[Update: 13 October 2009: David Madigan says they got the wrong legalese the first go round and are going to replace it.]
The Coarse Print
There’s no way we’d enter, given the ridiculously restrictive OMOP Cup rules.
The official rules only mention source in passing and only suggest you send them a tech report. But the home page says you have to “share your method”.
In addition, you have to transfer the rights to the contest organizers, which means you wouldn’t even own the rights to use your own technique after submitting it! If that’s not enough, the rules also require you to indemnify the organizers against damages (e.g. when a patent troll sues them because they think your entry infringed their patent).
If you work for a company or for a university, you may not even have the right to reassign your intellectual property this way.
The Two Challenges
There are two predictive challenges, based on the same underlying training data. For full details, see the site above and the challenge overviews:
Data’s out now, progress prizes ($5K total) will be awarded end of November 2009, and grand prizes ($15K total) at the end of March 2010.
Simulated Training Data
Unfortunately, they’re using simulated data. For what it’s worth, here’s OMOP’s call for simulations, so you can figure out some of the basics of how they were planning to simulate.
The basic data sizes are bigger than for Netflix, consisting of roughly:
- 5K drugs
- 5K conditions
- 10M persons
- 300M condition occurrences over 10 years
- 90M drug exposures over 10 years
- 4K positive, 4K negative associations (labeled training data)
The basic observational training data is organized into four DB table dumps:
- Conditions: start date, person, condition
- Drug Exposure: start date, end date, person, drug
- Person Observations: start date, end date, person id, person status (alive/dead), prescription data (yes/no)
- Person Data: id, birth year, gender (M/F), race (white/non-white)
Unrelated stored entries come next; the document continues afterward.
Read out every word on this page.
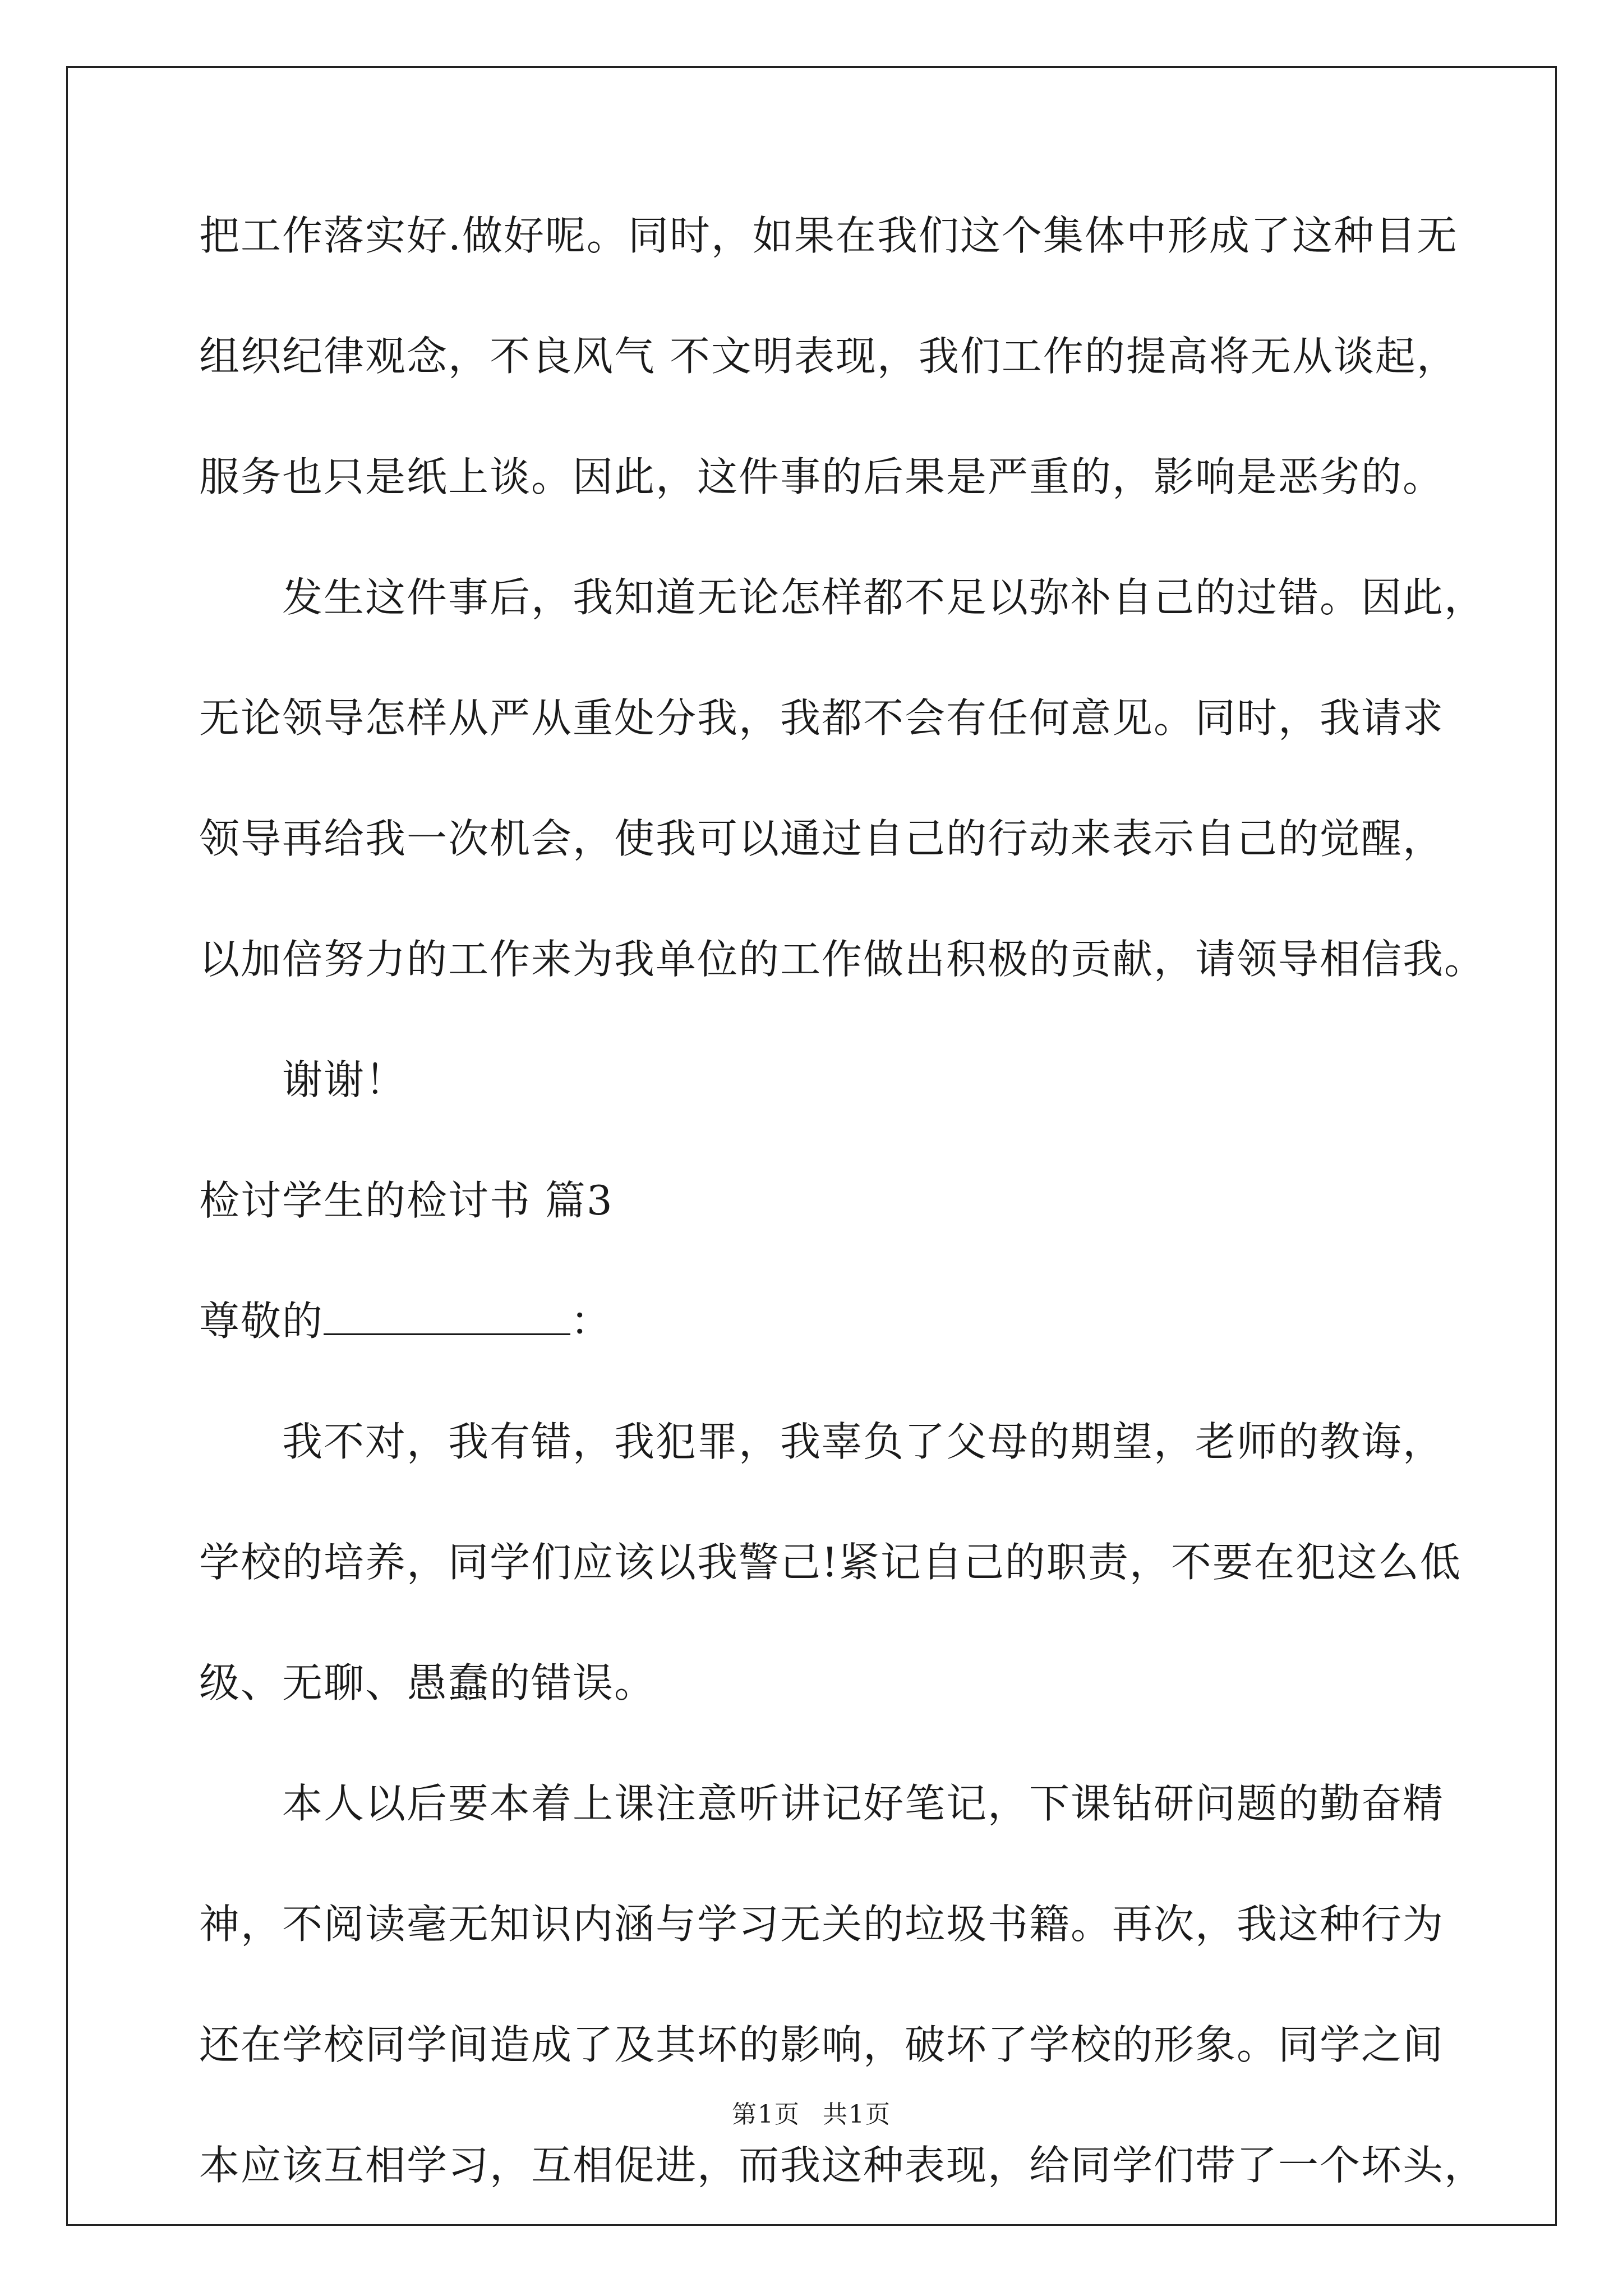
把工作落实好.做好呢。同时，如果在我们这个集体中形成了这种目无
组织纪律观念，不良风气 不文明表现，我们工作的提高将无从谈起，
服务也只是纸上谈。因此，这件事的后果是严重的，影响是恶劣的。
发生这件事后，我知道无论怎样都不足以弥补自己的过错。因此，
无论领导怎样从严从重处分我，我都不会有任何意见。同时，我请求
领导再给我一次机会，使我可以通过自己的行动来表示自己的觉醒，
以加倍努力的工作来为我单位的工作做出积极的贡献，请领导相信我。
谢谢！
检讨学生的检讨书 篇3
尊敬的	：
我不对，我有错，我犯罪，我辜负了父母的期望，老师的教诲，
学校的培养，同学们应该以我警己!紧记自己的职责，不要在犯这么低
级、无聊、愚蠢的错误。
本人以后要本着上课注意听讲记好笔记，下课钻研问题的勤奋精
神，不阅读毫无知识内涵与学习无关的垃圾书籍。再次，我这种行为
还在学校同学间造成了及其坏的影响，破坏了学校的形象。同学之间
本应该互相学习，互相促进，而我这种表现，给同学们带了一个坏头，
第1页 共1页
The labeled training data contains 4000 examples of positive drug-condition associations and 4000 examples of negative associations.
I have no idea if the drug and condition data link to real-world drugs and conditions, though the challenge indicates they want you to use outside data, so they probably do (I’ll post any links that people send me about ways to use this data). OMOP’s common data model (CDM) specification is huge, and all you get in the data files are numerical codes.
For Challenge 1 ($10K grand prize), you just provide a score for each drug/condition pair, and the scores are only used for ranking.
For Challenge 2 ($5K grand prize), there’s a time component I didn’t understand, and they’re only using the first 500 of the 5000 drugs.
For the first bakeoff, it’s just average precision (see LingPipe’s
ScoredPrecisionRecall class documentation or the task descriptions linked above for an explanation of (mean) average precision).
For the second bakeoff, it’s mean average precision, where means are over years.
They’re supposed to have a leaderboard and a way of evaluating responses online as Netflix did. So far, I don’t see it on their site.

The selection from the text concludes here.